Chaque jour il y a des tentatives « de déstabiliser le pays parce que les Maliens ont décidé de prendre leur destin en main et de gérer leur pays selon leur propre vision ». « Je crois que certains partenaires n’ont pas encore réalisé que les choses ont changé », a-t-il déclaré, en citant des « entités et des pays qui prétendent défendre la démocratie » et qui tentent, selon lui, de « changer le régime au Mali par divers moyens ».
Le constat fait par Sergueï Lavrov et appuyé par Abdoulaye Diop : « il y a des tentatives de déstabilisation de l’Etat malien sous diverses formes ».
Pour sa part, Abdoulaye Diop dira : « D’abord on a voulu utiliser les organisations régionales, comme je l’ai indiqué en janvier dernier. Quand l’Etat malien a été sanctionné par un embargo économique et commercial, beaucoup ont à l’esprit de faire tomber le gouvernement, en comptant sur un soulèvement de la population. Cela ne s’est pas réalisé. Je crois qu’il y a eu plusieurs tentatives. On a même essayé d’inventer des charniers dans certaines localités du Mali, comme on a tenté de créer des difficultés avec certains voisins du Mali comme la Mauritanie pour l’amener à fermer ses frontières ».
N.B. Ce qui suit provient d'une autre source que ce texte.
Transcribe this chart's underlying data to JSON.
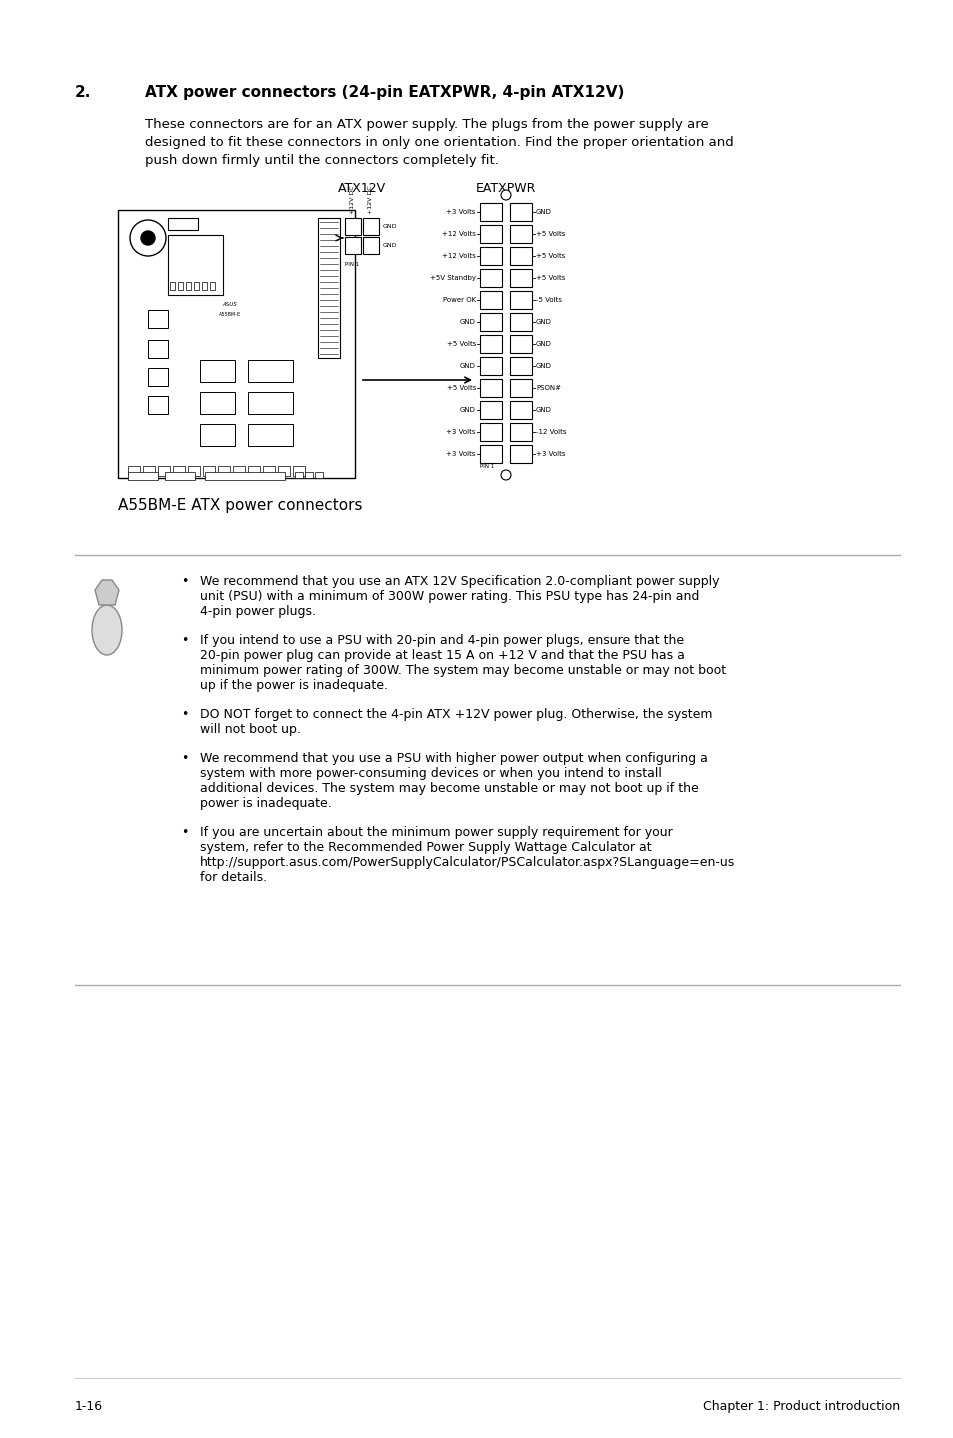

Evoquant la tentative avortée de coup d’Etat, le chef de la diplomatie malienne a déclaré qu’elle a été téléguidée de l’extérieur. « L’enquête est en cours et les interrogatoires se poursuivent. Les premiers éléments confirment qu’une puissance étrangère a soutenu ce projet ». Par ailleurs, Abdoulaye Diop a levé tout équivoque quant à leur présence dans la capitale russe : « Nous sommes là, pour réaffirmer notre volonté de travailler avec la Russie, pour le renforcement de notre coopération, parce que le Mali n’a rien à cacher en venant à Moscou. Je crois que c’est une relation qu’on fait au grand jour. C’est une relation qui n’est dirigée contre personne mais qui est sensée prendre en charge les préoccupations des maliens pour assurer leur propre sécurité, défendre l’unité, l’intégrité territoriale et la souveraineté du Mali ».
Le ministre des Affaires étrangère a précisé qu’il s’agit aussi de renforcer la stabilité du Mali et trouver une relation gagnant-gagnant sur le plan économique et commercial : « Nous sommes là, aussi, pour pouvoir trouver les voies et moyens nécessaires de donner une impulsion à cette coopération sur les questions de défense et de sécurité parce qu’aujourd’hui le Mali est en train de se battre pour sa survie. Il y a des plans de partition du pays qui existaient depuis longtemps et nous souhaitons que le Mali soit mis à l’abri ».
Avant d’ajouter : « Ce que nous attendons de la Russie qui est un partenaire pragmatique, réaliste et qui a su faire preuve d’efficacité dans le cadre de la lutte contre le terrorisme dans d’autres théâtres d’opérations. Nous souhaitons pouvoir compter sur les appuis que nous avons demandés sur le plan des équipements militaires, de formation et de tous les moyens qui permettent à nos forces de défense et de sécurité d’être les premiers responsables de la sécurité du pays ».
Selon M. Diop, le Mali n’a signé aucun contrat avec une quelconque société russe. En outre, il a déclaré avec force que le Mali ne permettra à aucun Etat ni à aucune institution de lui dire avec qui il doit traiter.